The ULI pointed at the restoration of the 900-year-old Altit Fort in Hunza, Pakistan as an example of the scope of Hazar Imam's work. “The project focused first on improving living conditions in the local village,” the Institute said, describing the project as “but one example of the great range of endeavours undertaken by the Aga Khan and the AKDN.”

Receiving the award on behalf of Mawlana Hazar Imam, Luis Monreal, General Manager of the Aga Khan Trust for Culture, noted that “fully a third of World Heritage sites are in the Muslim world, but they are inhabited by some of the poorest people.”

“Traditional approaches to urban regeneration – which are often designed to create museums of these neighbourhoods – fail to address social and economic dimensions,” said Monreal. “The central objective of our work, therefore, is to leverage culture in pursuit of poverty alleviation.”

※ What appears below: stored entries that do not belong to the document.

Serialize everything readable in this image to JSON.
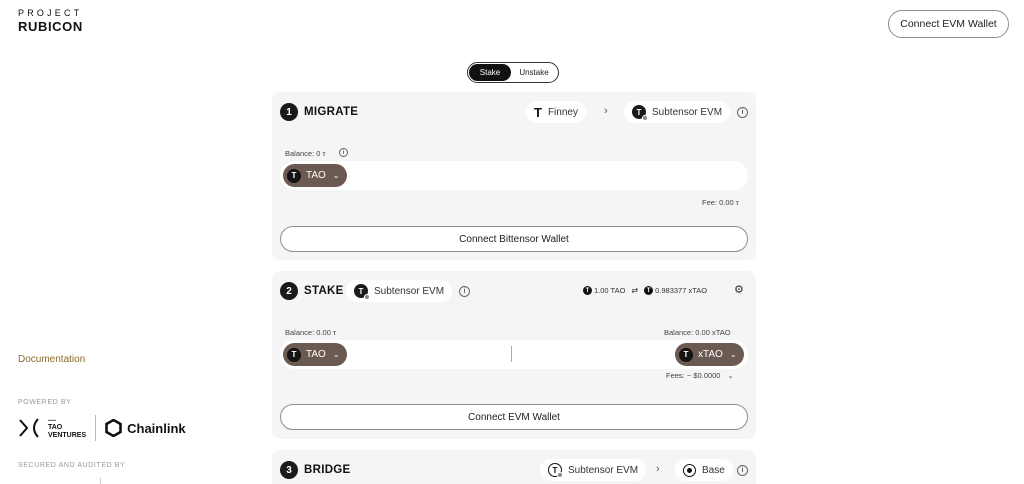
{
  "logo": {
    "top": "PROJECT",
    "bottom": "RUBICON"
  },
  "header": {
    "connect_evm_label": "Connect EVM Wallet"
  },
  "sidebar": {
    "docs_label": "Documentation",
    "powered_by": "POWERED BY",
    "partners": {
      "tao_line1": "TAO",
      "tao_line2": "VENTURES",
      "chainlink": "Chainlink"
    },
    "secured_by": "SECURED AND AUDITED BY"
  },
  "toggle": {
    "stake": "Stake",
    "unstake": "Unstake",
    "active": "Stake"
  },
  "migrate": {
    "step": "1",
    "title": "MIGRATE",
    "from_network": "Finney",
    "to_network": "Subtensor EVM",
    "balance_label": "Balance: 0 τ",
    "token": "TAO",
    "fee": "Fee: 0.00 τ",
    "connect_label": "Connect Bittensor Wallet"
  },
  "stake": {
    "step": "2",
    "title": "STAKE",
    "network": "Subtensor EVM",
    "rate_from": "1.00 TAO",
    "rate_to": "0.983377 xTAO",
    "balance_left": "Balance: 0.00 τ",
    "balance_right": "Balance: 0.00 xTAO",
    "token_in": "TAO",
    "token_out": "xTAO",
    "fees": "Fees: ~ $0.0000",
    "connect_label": "Connect EVM Wallet"
  },
  "bridge": {
    "step": "3",
    "title": "BRIDGE",
    "from_network": "Subtensor EVM",
    "to_network": "Base"
  },
  "icons": {
    "finney": "T-glyph-icon",
    "subtensor": "subtensor-icon",
    "base": "base-icon",
    "info": "info-icon",
    "gear": "gear-icon",
    "chevron": "chevron-down-icon",
    "arrow": "chevron-right-icon"
  },
  "colors": {
    "token_pill": "#6b5a52",
    "docs_link": "#8a6a2a",
    "card_bg": "#f5f5f5"
  }
}
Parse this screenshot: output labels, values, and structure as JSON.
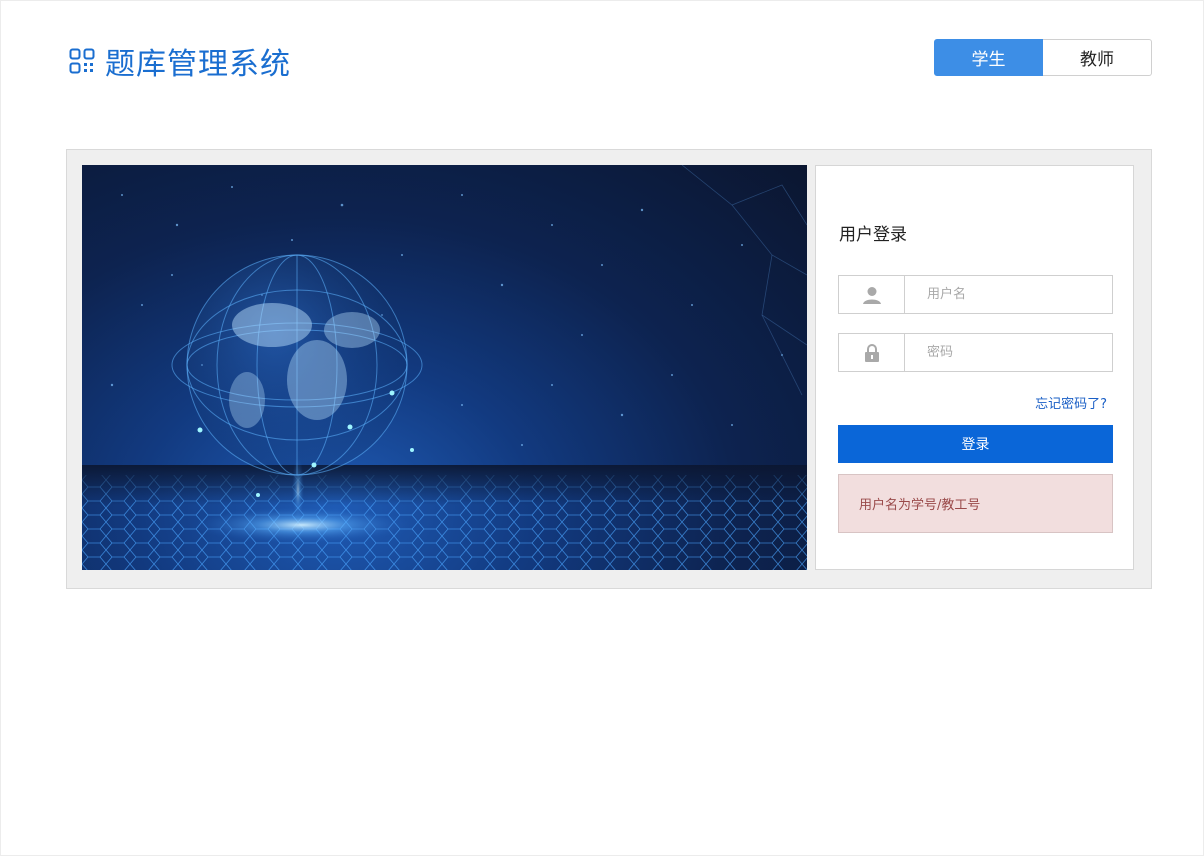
{
  "header": {
    "title": "题库管理系统",
    "logo_icon": "grid-logo-icon",
    "accent_color": "#1a6ed0"
  },
  "role_switch": {
    "student_label": "学生",
    "teacher_label": "教师",
    "selected": "学生"
  },
  "login": {
    "title": "用户登录",
    "username": {
      "placeholder": "用户名",
      "value": "",
      "icon": "user-icon"
    },
    "password": {
      "placeholder": "密码",
      "value": "",
      "icon": "lock-icon"
    },
    "forgot_label": "忘记密码了?",
    "submit_label": "登录",
    "hint_text": "用户名为学号/教工号",
    "button_color": "#0a66d8",
    "hint_background": "#f2dede"
  },
  "hero": {
    "image": "digital-globe-illustration"
  }
}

The Urban Land Institute is a global non-profit education and research institute that seeks to provide leadership in the responsible use of land and in sustaining and creating thriving communities worldwide. Established in 1936, the Institute has nearly 30 000 members representing all aspects of land use and development disciplines.

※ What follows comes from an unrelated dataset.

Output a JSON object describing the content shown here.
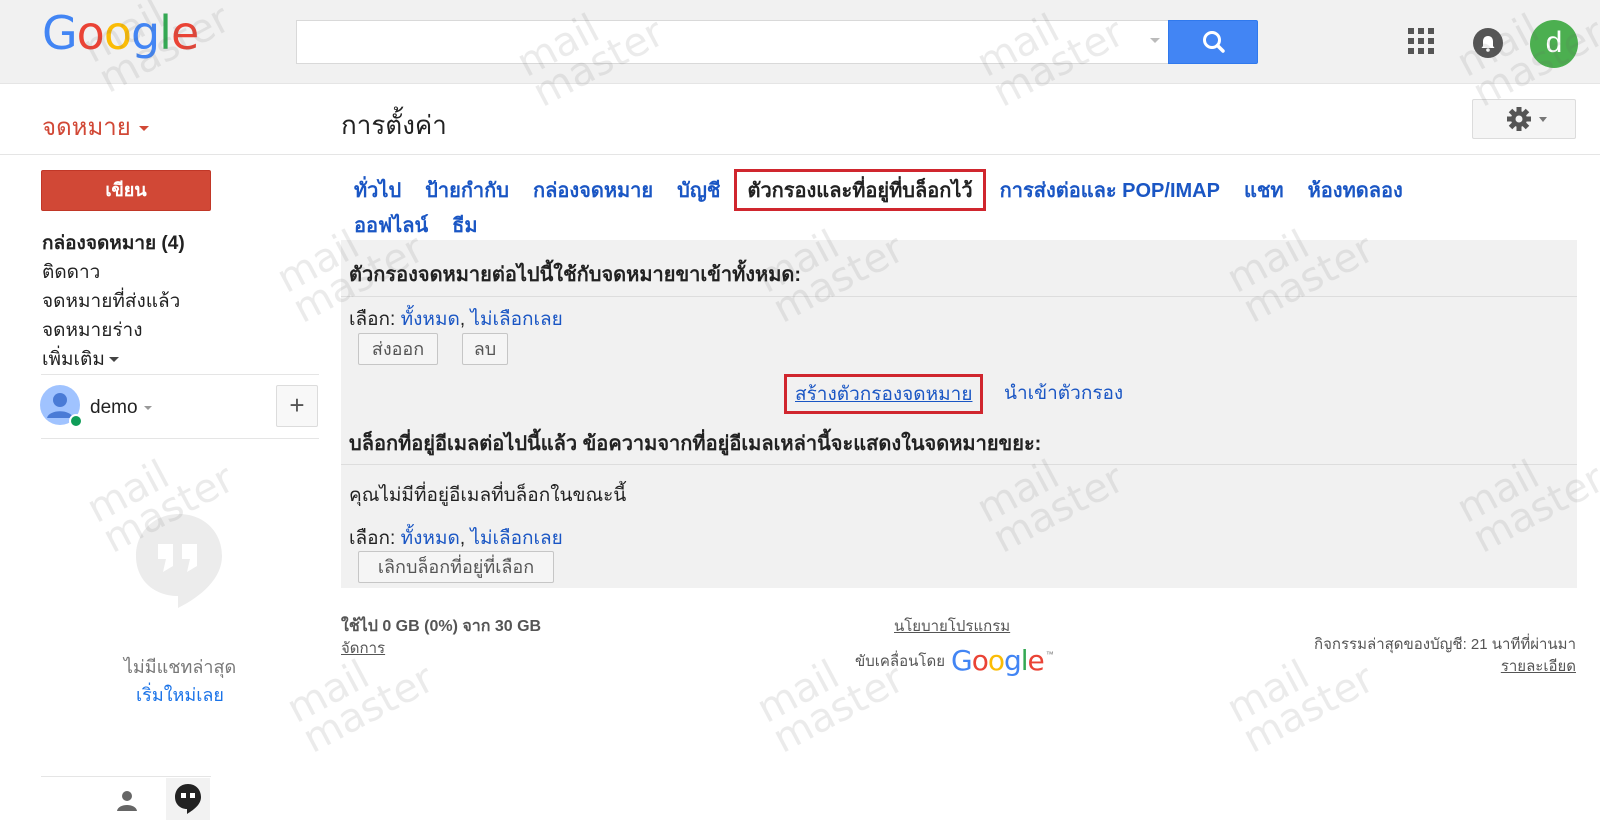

Mawlana Hazar Imam's selection for the award coincides with the 75th anniversary of the ULI. “We are recognising the anniversary as much by looking ahead as by celebrating our past, and this involves expanding ULI's reach to new audiences around the globe,” said ULI Chief Executive Officer Patrick Phillips. “The knowledge we gain from the outstanding example set by the Aga Khan's work will greatly help ULI broaden its approach to community building.”